Tomorrow, 3 August, is a day that I note for several reasons. First, it’s the anniversary of my baptism. (It will be #23.) Secondly, it’s the day which commemorates St. Lydia, who we meet in Acts 16. She has her own baptism story, and she practices some radical hospitality, as well. Plus, she’s a dealer in purple cloth—purple being my favorite color (with green as a close second).

Paul, in the midst of his second missionary voyage, stops at Troas (the ancient city of Troy). It’s there that, in the night, he has a vision of a man pleading with him, “Come over to Macedonia and help us” (v. 9). Paul and his associates then set sail through the Aegean Sea and arrive in Europe.

They encounter Lydia in Philippi, one of Macedonia’s biggest cities. She is considered to be Paul’s first European convert. After she and her household are baptized, she urges Paul and his friends to “come and stay at my home” (v. 15). Lydia practices availability with a vengeance! I like the way the verse ends in the NRSV: “And she prevailed upon us.” The New Jerusalem Bible reads, “And she would take no refusal.” You’re coming to my house—I insist!

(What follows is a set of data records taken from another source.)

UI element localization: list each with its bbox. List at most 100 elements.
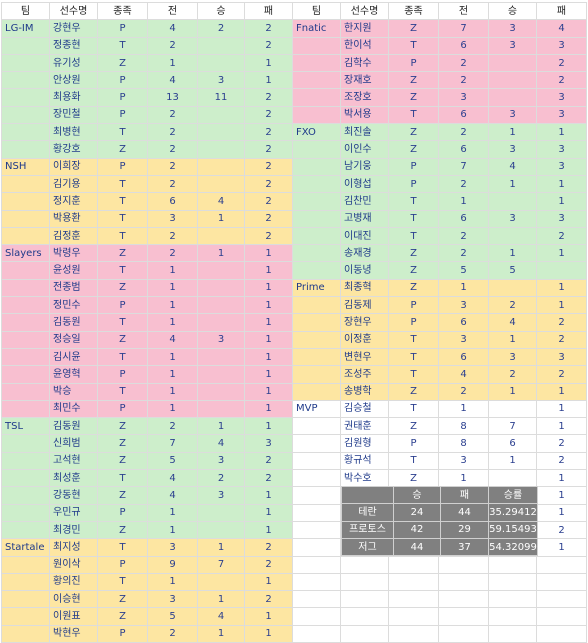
player-name-cell: 조성주 — [340, 365, 389, 384]
team-cell — [1, 555, 50, 574]
player-name-cell: 신희범 — [49, 434, 98, 453]
summary-race: 저그 — [341, 537, 394, 557]
race-cell: Z — [388, 278, 439, 298]
losses-cell: 3 — [536, 88, 587, 107]
player-name-cell: 김동제 — [340, 296, 389, 315]
wins-cell — [488, 624, 537, 643]
header-wins: 승 — [488, 1, 537, 21]
race-cell: Z — [97, 53, 148, 73]
games-cell: 2 — [147, 157, 198, 176]
race-cell: T — [388, 209, 439, 228]
games-cell: 2 — [147, 105, 198, 125]
race-cell: P — [97, 555, 148, 574]
team-cell — [292, 520, 341, 540]
games-cell: 1 — [147, 278, 198, 298]
wins-cell: 4 — [197, 192, 245, 211]
race-cell: P — [388, 174, 439, 194]
race-cell: T — [97, 313, 148, 332]
losses-cell: 1 — [244, 330, 293, 349]
team-cell — [292, 226, 341, 246]
race-cell: Z — [97, 417, 148, 436]
wins-cell: 1 — [488, 123, 537, 142]
table-row: 안상원 P 4 3 1 장재호 Z 2 2 — [1, 71, 587, 90]
losses-cell: 1 — [536, 192, 587, 211]
losses-cell: 3 — [536, 347, 587, 367]
race-cell: P — [97, 503, 148, 522]
wins-cell: 3 — [197, 71, 245, 90]
games-cell: 2 — [147, 123, 198, 142]
player-name-cell: 이인수 — [340, 140, 389, 159]
race-cell: Z — [97, 140, 148, 159]
games-cell: 2 — [438, 123, 489, 142]
race-cell — [388, 572, 439, 592]
wins-cell: 3 — [488, 36, 537, 55]
games-cell: 5 — [147, 607, 198, 626]
games-cell — [438, 607, 489, 626]
losses-cell: 2 — [536, 451, 587, 471]
race-cell: P — [388, 434, 439, 453]
race-cell: Z — [388, 123, 439, 142]
wins-cell — [197, 347, 245, 367]
wins-cell: 2 — [488, 296, 537, 315]
games-cell: 2 — [438, 226, 489, 246]
player-name-cell: 강동현 — [49, 486, 98, 505]
player-name-cell: 이승현 — [49, 590, 98, 609]
race-cell: T — [388, 330, 439, 349]
player-name-cell: 송병학 — [340, 382, 389, 401]
games-cell: 5 — [438, 261, 489, 280]
wins-cell — [197, 296, 245, 315]
team-cell — [292, 607, 341, 626]
player-name-cell: 이정훈 — [340, 330, 389, 349]
losses-cell: 1 — [244, 296, 293, 315]
race-cell: P — [388, 296, 439, 315]
wins-cell: 1 — [488, 330, 537, 349]
player-name-cell: 최병현 — [49, 123, 98, 142]
wins-cell: 3 — [488, 19, 537, 38]
games-cell: 1 — [438, 399, 489, 419]
table-row: 이원표 Z 5 4 1 — [1, 607, 587, 626]
race-cell: T — [388, 365, 439, 384]
team-cell — [1, 296, 50, 315]
race-cell: T — [97, 226, 148, 246]
wins-cell — [488, 278, 537, 298]
games-cell: 2 — [438, 174, 489, 194]
losses-cell: 1 — [536, 174, 587, 194]
race-cell: Z — [97, 278, 148, 298]
player-name-cell: 김정훈 — [49, 226, 98, 246]
player-name-cell: 김동원 — [49, 417, 98, 436]
table-row: 윤성원 T 1 1 이동녕 Z 5 5 — [1, 261, 587, 280]
wins-cell: 1 — [197, 624, 245, 643]
table-row: 신희범 Z 7 4 3 김원형 P 8 6 2 — [1, 434, 587, 453]
wins-cell: 1 — [197, 244, 245, 263]
games-cell: 6 — [438, 313, 489, 332]
player-name-cell: 권태훈 — [340, 417, 389, 436]
games-cell: 1 — [438, 469, 489, 488]
player-name-cell: 고병재 — [340, 209, 389, 228]
table-row: 황의진 T 1 1 — [1, 572, 587, 592]
games-cell: 1 — [147, 261, 198, 280]
wins-cell: 2 — [488, 365, 537, 384]
wins-cell: 4 — [197, 607, 245, 626]
race-cell: Z — [97, 607, 148, 626]
wins-cell: 3 — [488, 347, 537, 367]
wins-cell — [488, 572, 537, 592]
losses-cell: 2 — [536, 365, 587, 384]
team-cell: Prime — [292, 278, 341, 298]
team-cell — [1, 434, 50, 453]
losses-cell: 2 — [244, 105, 293, 125]
table-row: 원이삭 P 9 7 2 — [1, 555, 587, 574]
games-cell: 4 — [147, 71, 198, 90]
race-cell: Z — [388, 261, 439, 280]
race-cell: Z — [388, 71, 439, 90]
table-row: Slayers 박령우 Z 2 1 1 송재경 Z 2 1 1 — [1, 244, 587, 263]
table-row: 장민철 P 2 2 박서용 T 6 3 3 — [1, 105, 587, 125]
race-cell: P — [97, 624, 148, 643]
losses-cell: 4 — [536, 19, 587, 38]
losses-cell: 1 — [536, 399, 587, 419]
player-name-cell: 이형섭 — [340, 174, 389, 194]
table-row: 정지훈 T 6 4 2 김찬민 T 1 1 — [1, 192, 587, 211]
games-cell: 1 — [147, 503, 198, 522]
race-cell: T — [97, 347, 148, 367]
player-name-cell: 남기웅 — [340, 157, 389, 176]
losses-cell: 3 — [244, 434, 293, 453]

Lydia’s persistence in hospitality serves Paul well after he and Silas are released from jail. The magistrates, realizing that Paul’s and Silas’ rights as Roman citizens have been violated, urge them to get out of town—quickly and quietly. They really don’t want word of this to get out!

Still, having a place in town to stay gives Paul a great opportunity to encourage the church before they leave, an opportunity he refuses to pass up. All because Lydia insisted on being available! If not for her hospitality, none of this would have been possible; she became a great benefit to the church.

Lydia’s availability is a challenge to all of us. What transformations can happen if we practice availability to God and to our neighbors and to our enemies?